Insurance Coverage Explains Half of Racial Disparity in Colorectal Cancer Survival
By Scott Baltic
NEW YORK (Reuters Health) - Differences in health insurance coverage account for about half of the substantial disparity in survival between black and white patients with colorectal cancer (CRC), according to a U.S. study.
“The magnitude of black versus white survival disparity in colorectal cancer contributed by insurance coverage difference was surprising. Our study showed that affordable health insurance coverage for all populations could substantially reduce differences in survival times of black versus white patients with colorectal cancer,” corresponding author Dr. Helmneh Sineshaw, director of Treatment Patterns and Outcomes Research for the American Cancer Society, Atlanta, told Reuters Health by email.
The researchers analyzed data, from the hospital-based National Cancer Database of the American College of Surgeons and the American Cancer Society, on 199,098 non-Hispanic patients (ages 18 to 64) diagnosed from 2004 to 2012 with single or first primary invasive CRC. Of the patients in the cohort, 17% were black and the rest were white. The findings were reported online November 13 in Gastroenterology.

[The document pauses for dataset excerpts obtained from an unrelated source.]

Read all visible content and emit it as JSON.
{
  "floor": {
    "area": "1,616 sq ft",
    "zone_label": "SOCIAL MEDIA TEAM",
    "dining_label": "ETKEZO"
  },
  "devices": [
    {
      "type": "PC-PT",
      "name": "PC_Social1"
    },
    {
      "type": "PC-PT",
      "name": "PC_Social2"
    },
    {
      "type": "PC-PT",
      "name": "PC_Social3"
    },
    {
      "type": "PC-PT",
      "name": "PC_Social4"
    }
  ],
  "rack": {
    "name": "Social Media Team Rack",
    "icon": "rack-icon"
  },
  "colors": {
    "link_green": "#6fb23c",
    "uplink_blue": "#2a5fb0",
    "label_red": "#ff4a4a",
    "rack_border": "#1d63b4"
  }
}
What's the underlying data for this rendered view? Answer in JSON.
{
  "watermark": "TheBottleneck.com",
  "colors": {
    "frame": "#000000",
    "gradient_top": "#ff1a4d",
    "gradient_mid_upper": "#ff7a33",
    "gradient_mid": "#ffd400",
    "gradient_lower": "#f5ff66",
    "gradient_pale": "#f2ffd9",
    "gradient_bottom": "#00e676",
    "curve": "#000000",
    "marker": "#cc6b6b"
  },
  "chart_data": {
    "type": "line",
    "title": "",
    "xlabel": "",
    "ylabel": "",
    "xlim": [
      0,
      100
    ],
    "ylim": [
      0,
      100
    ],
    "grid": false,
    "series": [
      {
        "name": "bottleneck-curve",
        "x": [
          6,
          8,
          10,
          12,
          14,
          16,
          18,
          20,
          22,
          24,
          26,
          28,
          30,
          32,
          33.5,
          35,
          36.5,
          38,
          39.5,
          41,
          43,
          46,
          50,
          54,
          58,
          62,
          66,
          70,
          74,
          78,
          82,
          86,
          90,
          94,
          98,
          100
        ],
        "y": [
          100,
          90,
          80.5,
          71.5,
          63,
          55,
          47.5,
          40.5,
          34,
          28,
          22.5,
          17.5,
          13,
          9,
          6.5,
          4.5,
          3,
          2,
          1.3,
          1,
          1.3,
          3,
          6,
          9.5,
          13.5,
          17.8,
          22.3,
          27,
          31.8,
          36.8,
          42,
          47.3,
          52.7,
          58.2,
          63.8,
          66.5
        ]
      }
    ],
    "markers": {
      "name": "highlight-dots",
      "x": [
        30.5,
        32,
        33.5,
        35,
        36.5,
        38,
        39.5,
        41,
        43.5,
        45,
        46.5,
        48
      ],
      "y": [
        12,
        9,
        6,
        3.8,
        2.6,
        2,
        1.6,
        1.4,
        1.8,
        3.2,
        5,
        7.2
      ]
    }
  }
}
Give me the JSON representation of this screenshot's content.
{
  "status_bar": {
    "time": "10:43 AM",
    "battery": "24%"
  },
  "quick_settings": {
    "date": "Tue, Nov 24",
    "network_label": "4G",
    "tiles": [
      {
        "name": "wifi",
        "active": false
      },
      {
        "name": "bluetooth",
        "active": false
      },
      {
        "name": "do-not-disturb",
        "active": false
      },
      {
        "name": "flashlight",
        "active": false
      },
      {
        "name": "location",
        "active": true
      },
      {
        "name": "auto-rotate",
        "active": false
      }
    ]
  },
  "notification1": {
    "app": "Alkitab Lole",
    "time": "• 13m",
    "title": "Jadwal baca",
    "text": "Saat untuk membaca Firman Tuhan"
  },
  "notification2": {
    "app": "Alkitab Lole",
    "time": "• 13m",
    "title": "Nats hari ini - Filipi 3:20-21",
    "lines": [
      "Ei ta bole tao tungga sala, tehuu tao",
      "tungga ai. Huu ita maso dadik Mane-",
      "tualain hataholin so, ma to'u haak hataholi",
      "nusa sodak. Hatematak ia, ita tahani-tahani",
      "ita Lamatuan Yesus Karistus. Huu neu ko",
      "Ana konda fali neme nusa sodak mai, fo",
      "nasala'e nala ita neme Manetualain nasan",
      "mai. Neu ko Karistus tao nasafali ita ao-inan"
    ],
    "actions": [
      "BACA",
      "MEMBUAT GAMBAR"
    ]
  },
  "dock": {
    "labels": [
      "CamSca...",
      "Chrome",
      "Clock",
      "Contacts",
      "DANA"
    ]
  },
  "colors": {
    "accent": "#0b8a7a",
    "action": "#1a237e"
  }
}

The black patients were likelier to be younger and female - and more likely to present with stage 4 disease, right-sided colon cancer, and a comorbidity score of at least 2. Blacks also were less likely than whites to receive chemotherapy, radiation treatment, or rectal cancer surgery.
Absolute 5-year survival rates were 57.3% for blacks and 66.5% for whites.

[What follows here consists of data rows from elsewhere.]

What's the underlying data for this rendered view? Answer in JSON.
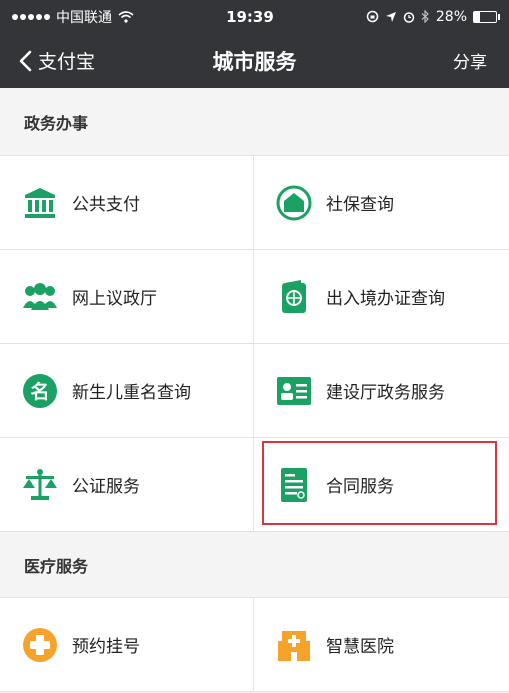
{
  "status": {
    "carrier": "中国联通",
    "time": "19:39",
    "battery": "28%"
  },
  "nav": {
    "back_label": "支付宝",
    "title": "城市服务",
    "share_label": "分享"
  },
  "sections": [
    {
      "title": "政务办事"
    },
    {
      "title": "医疗服务"
    }
  ],
  "gov_items": [
    {
      "label": "公共支付",
      "icon": "bank-icon"
    },
    {
      "label": "社保查询",
      "icon": "home-shield-icon"
    },
    {
      "label": "网上议政厅",
      "icon": "people-icon"
    },
    {
      "label": "出入境办证查询",
      "icon": "passport-icon"
    },
    {
      "label": "新生儿重名查询",
      "icon": "name-badge-icon"
    },
    {
      "label": "建设厅政务服务",
      "icon": "id-card-icon"
    },
    {
      "label": "公证服务",
      "icon": "scale-icon"
    },
    {
      "label": "合同服务",
      "icon": "contract-icon"
    }
  ],
  "med_items": [
    {
      "label": "预约挂号",
      "icon": "medical-cross-icon"
    },
    {
      "label": "智慧医院",
      "icon": "hospital-icon"
    }
  ],
  "colors": {
    "green": "#1aa163",
    "orange": "#f5a32a",
    "highlight": "#d9363e",
    "bar": "#333538"
  }
}
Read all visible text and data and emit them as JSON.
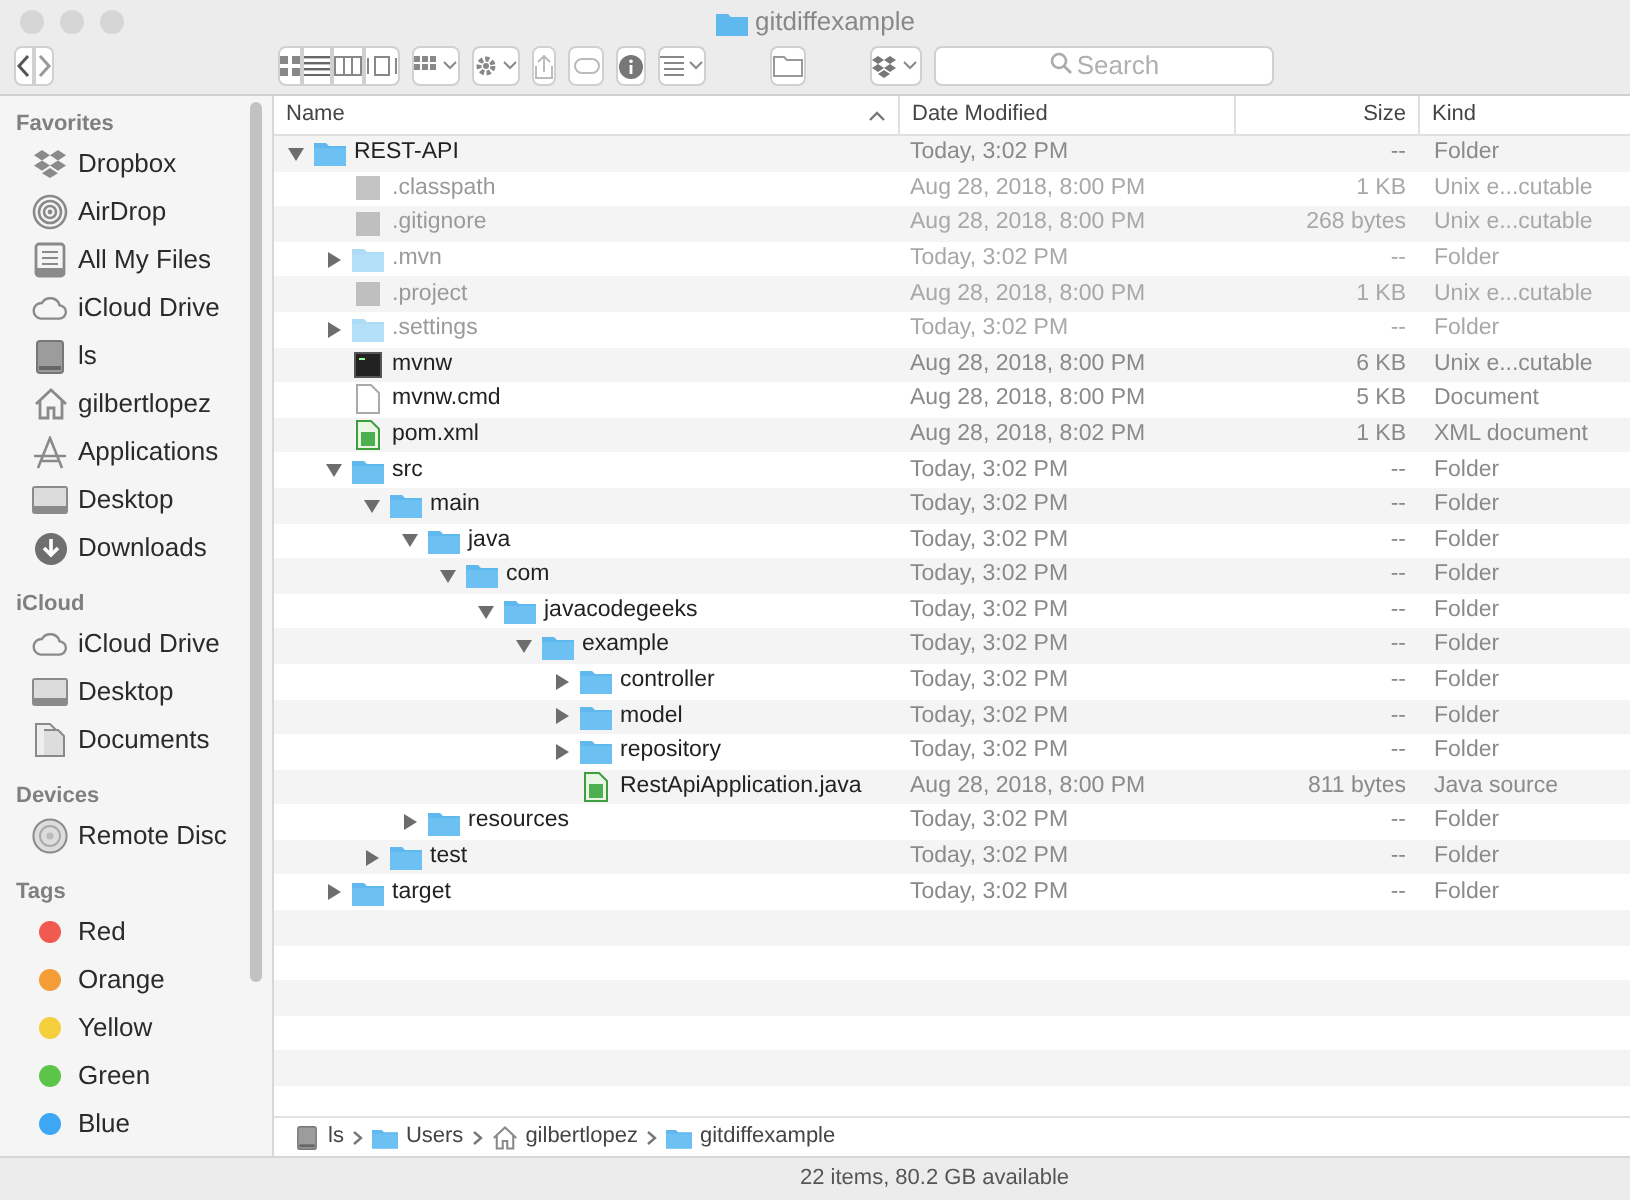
{
  "window": {
    "title": "gitdiffexample"
  },
  "toolbar": {
    "search": {
      "placeholder": "Search"
    }
  },
  "sidebar": {
    "sections": [
      {
        "heading": "Favorites",
        "items": [
          {
            "label": "Dropbox",
            "kind": "dropbox"
          },
          {
            "label": "AirDrop",
            "kind": "airdrop"
          },
          {
            "label": "All My Files",
            "kind": "files"
          },
          {
            "label": "iCloud Drive",
            "kind": "cloud"
          },
          {
            "label": "ls",
            "kind": "disk"
          },
          {
            "label": "gilbertlopez",
            "kind": "home"
          },
          {
            "label": "Applications",
            "kind": "apps"
          },
          {
            "label": "Desktop",
            "kind": "desktop"
          },
          {
            "label": "Downloads",
            "kind": "downloads"
          }
        ]
      },
      {
        "heading": "iCloud",
        "items": [
          {
            "label": "iCloud Drive",
            "kind": "cloud"
          },
          {
            "label": "Desktop",
            "kind": "desktop"
          },
          {
            "label": "Documents",
            "kind": "documents"
          }
        ]
      },
      {
        "heading": "Devices",
        "items": [
          {
            "label": "Remote Disc",
            "kind": "disc"
          }
        ]
      },
      {
        "heading": "Tags",
        "items": [
          {
            "label": "Red",
            "kind": "tag",
            "color": "#f05a4f"
          },
          {
            "label": "Orange",
            "kind": "tag",
            "color": "#f39c38"
          },
          {
            "label": "Yellow",
            "kind": "tag",
            "color": "#f5cf3b"
          },
          {
            "label": "Green",
            "kind": "tag",
            "color": "#5cc448"
          },
          {
            "label": "Blue",
            "kind": "tag",
            "color": "#3ea7f5"
          }
        ]
      }
    ]
  },
  "table": {
    "columns": [
      "Name",
      "Date Modified",
      "Size",
      "Kind"
    ],
    "rows": [
      {
        "name": "REST-API",
        "kind": "folder",
        "hidden": false,
        "expanded": true,
        "date": "Today, 3:02 PM",
        "size": "--",
        "type": "Folder",
        "children": [
          {
            "name": ".classpath",
            "kind": "generic",
            "hidden": true,
            "date": "Aug 28, 2018, 8:00 PM",
            "size": "1 KB",
            "type": "Unix e...cutable"
          },
          {
            "name": ".gitignore",
            "kind": "generic",
            "hidden": true,
            "date": "Aug 28, 2018, 8:00 PM",
            "size": "268 bytes",
            "type": "Unix e...cutable"
          },
          {
            "name": ".mvn",
            "kind": "folder",
            "hidden": true,
            "expanded": false,
            "date": "Today, 3:02 PM",
            "size": "--",
            "type": "Folder"
          },
          {
            "name": ".project",
            "kind": "generic",
            "hidden": true,
            "date": "Aug 28, 2018, 8:00 PM",
            "size": "1 KB",
            "type": "Unix e...cutable"
          },
          {
            "name": ".settings",
            "kind": "folder",
            "hidden": true,
            "expanded": false,
            "date": "Today, 3:02 PM",
            "size": "--",
            "type": "Folder"
          },
          {
            "name": "mvnw",
            "kind": "terminal",
            "hidden": false,
            "date": "Aug 28, 2018, 8:00 PM",
            "size": "6 KB",
            "type": "Unix e...cutable"
          },
          {
            "name": "mvnw.cmd",
            "kind": "document",
            "hidden": false,
            "date": "Aug 28, 2018, 8:00 PM",
            "size": "5 KB",
            "type": "Document"
          },
          {
            "name": "pom.xml",
            "kind": "code",
            "hidden": false,
            "date": "Aug 28, 2018, 8:02 PM",
            "size": "1 KB",
            "type": "XML document"
          },
          {
            "name": "src",
            "kind": "folder",
            "hidden": false,
            "expanded": true,
            "date": "Today, 3:02 PM",
            "size": "--",
            "type": "Folder",
            "children": [
              {
                "name": "main",
                "kind": "folder",
                "hidden": false,
                "expanded": true,
                "date": "Today, 3:02 PM",
                "size": "--",
                "type": "Folder",
                "children": [
                  {
                    "name": "java",
                    "kind": "folder",
                    "hidden": false,
                    "expanded": true,
                    "date": "Today, 3:02 PM",
                    "size": "--",
                    "type": "Folder",
                    "children": [
                      {
                        "name": "com",
                        "kind": "folder",
                        "hidden": false,
                        "expanded": true,
                        "date": "Today, 3:02 PM",
                        "size": "--",
                        "type": "Folder",
                        "children": [
                          {
                            "name": "javacodegeeks",
                            "kind": "folder",
                            "hidden": false,
                            "expanded": true,
                            "date": "Today, 3:02 PM",
                            "size": "--",
                            "type": "Folder",
                            "children": [
                              {
                                "name": "example",
                                "kind": "folder",
                                "hidden": false,
                                "expanded": true,
                                "date": "Today, 3:02 PM",
                                "size": "--",
                                "type": "Folder",
                                "children": [
                                  {
                                    "name": "controller",
                                    "kind": "folder",
                                    "hidden": false,
                                    "expanded": false,
                                    "date": "Today, 3:02 PM",
                                    "size": "--",
                                    "type": "Folder"
                                  },
                                  {
                                    "name": "model",
                                    "kind": "folder",
                                    "hidden": false,
                                    "expanded": false,
                                    "date": "Today, 3:02 PM",
                                    "size": "--",
                                    "type": "Folder"
                                  },
                                  {
                                    "name": "repository",
                                    "kind": "folder",
                                    "hidden": false,
                                    "expanded": false,
                                    "date": "Today, 3:02 PM",
                                    "size": "--",
                                    "type": "Folder"
                                  },
                                  {
                                    "name": "RestApiApplication.java",
                                    "kind": "code",
                                    "hidden": false,
                                    "date": "Aug 28, 2018, 8:00 PM",
                                    "size": "811 bytes",
                                    "type": "Java source"
                                  }
                                ]
                              }
                            ]
                          }
                        ]
                      }
                    ]
                  },
                  {
                    "name": "resources",
                    "kind": "folder",
                    "hidden": false,
                    "expanded": false,
                    "date": "Today, 3:02 PM",
                    "size": "--",
                    "type": "Folder"
                  }
                ]
              },
              {
                "name": "test",
                "kind": "folder",
                "hidden": false,
                "expanded": false,
                "date": "Today, 3:02 PM",
                "size": "--",
                "type": "Folder"
              }
            ]
          },
          {
            "name": "target",
            "kind": "folder",
            "hidden": false,
            "expanded": false,
            "date": "Today, 3:02 PM",
            "size": "--",
            "type": "Folder"
          }
        ]
      }
    ]
  },
  "path_bar": [
    {
      "label": "ls",
      "kind": "disk"
    },
    {
      "label": "Users",
      "kind": "folder"
    },
    {
      "label": "gilbertlopez",
      "kind": "home"
    },
    {
      "label": "gitdiffexample",
      "kind": "folder"
    }
  ],
  "status_bar": "22 items, 80.2 GB available"
}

To analyze the race-related disparities, the researchers categorized the white patients into five partially overlapping subgroups: matched with black patients for demographics (age, sex, diagnosis year, and U.S. census division); demographics plus insurance status (uninsured, Medicaid, Medicare, or private); those two factors plus comorbidity score; those three factors plus tumor characteristics; and, finally, those four factors plus treatment.
Treatment differences were not affected by demographic matching. However, receipt of rectal cancer surgery was affected by insurance matching, and receipt of chemotherapy and radiation were affected by tumor characteristics matching.
The absolute survival difference by race (9.2%) remained unchanged after demographic matching - but it declined to 4.9% after insurance matching, to 4.7% after comorbidity matching, and to 2.3% after tumor-characteristics matching. Subsequent treatment matching did not reduce the survival difference any further.
According to the authors, the unexplained 2.3% of the disparity might be attributable to factors their study did not measure, such as differences in completion or quality of treatment or in socioeconomic indicators other than insurance.
In analyses of individual contributory factors, insurance coverage alone accounted for 50% of the racial disparity.
Citing prior research, the authors write, “Certainly, lack of health insurance coverage for patients could greatly impact access to timely diagnosis and treatment, with lower receipt of screening tests and follow-up for abnormal test results. Compared with privately-insured patients, uninsured patients were less likely to have a primary source of care for preventive services, more likely to be diagnosed with advanced stage diseases, less likely to receive standard of care, and more likely to die of their diseases.”
“Our findings reinforce the importance of equitable health insurance coverage to mitigate the black-white survival disparity in 18-64 years old CRC patients,” they conclude.
By focusing on insurance coverage, this study is “very timely,” Dr. Karen Winkfield, director of the Office of Cancer Health Equity at the Comprehensive Cancer Center, Wake Forest Baptist Health, Winston-Salem, North Carolina, told Reuters Health by telephone.
Much of what this report covers, she added, is already known, such as the fact that CRC incidence in African-Americans is higher than in the general U.S. population and that African-Americans typically get CRC earlier in life.
These differences could be tied to lifestyle factors such as high rates of obesity, high-fat diets, and smoking, but are probably not genetic, said Dr. Winkfield, who also is a former chair of the American Society of Clinical Oncology’s Health Disparities Committee. Whole-genome sequencing so far does not suggest purely genetic reasons, she added, though epigenetic factors “can go back generations.”
A key question, she said, is “how do we standardize cancer care for the entire nation?”
Being uninsured or underinsured affects the availability of testing, in addition to which, Dr. Winkfield said, insurers might reimburse differently for screening versus diagnostic tests. A positive result on a (screening) fecal occult blood test would typically be followed by an order for a colonoscopy, which, as a diagnostic test, might involve a higher co-payment.
“Coinsurance costs are prohibitive for some populations . . . . These games are being played with people’s lives,” she said, adding that disadvantaged populations can face “financial toxicity” beyond their health concerns.
The bottom line, according to Dr. Winkfield: “Insurance matters.”